Every time that a screener of a Pap smear is distracted and looks without seeing, we should examine the causes of the distraction and find ways to avoid such vacant observations rather than asserting that to look without seeing is the standard by which practice should be measured. If multiple individual cells are present with high nuclear cytoplasmic ratios, hyperchromasia, indistinct cell boundaries, and nuclear chromatin clumps, surely a tissue examination is warranted. In many academic centers ASCUS is a basis for colposcopy. For two or more ascus reports colposcopy is required.**[footnote required-American College of Obstetricians and Gynecologists: Cervical Cytology: Evaluation and Management of Abnormalities.

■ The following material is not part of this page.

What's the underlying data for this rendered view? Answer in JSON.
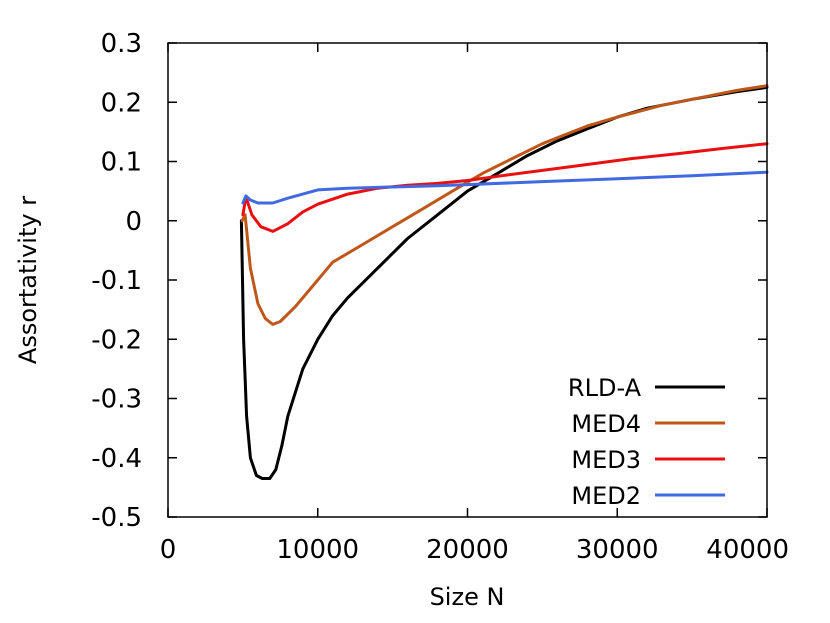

Technical Bulletin no. 183, August 1993]** The distinction between whether a lesion is a low grade lesion which may disappear or a high grade lesion which will likely not disappear, should not be a distinction used to justify a classification system or practice which prevents a more accurate diagnostic procedure from being secured.
In criticism of the zero error standard, several authors have suggested that inter-observer variation is a justification for asserting that since there are differences of opinion about the precise diagnosis to be made on a particular cellular specimen, that no diagnosis made of the specimen is an error. If there is agreement that a Pap smear is abnormal, consensus as to the degree of abnormality is not critical. It is the failure of a given observer to recognize an abnormal smear is present which is the gravest of errors. Such errors need our fullest attention and introspection because it is precisely these errors that take patients out of the mainstream of continued clinical evaluation and lead to needless delay and destructive consequences. Thus, assuming that all women will undergo repeated cytologic screening and assuming that adequate material is obtained, correctly interpreted and correctly handled by the clinicians, one can anticipate a significant further decrease in the incidence of carcinoma of the uterine cervix and ultimately, even if there is no further therapeutic progress, a disappearance of carcinoma of the cervix as a cause of mortality.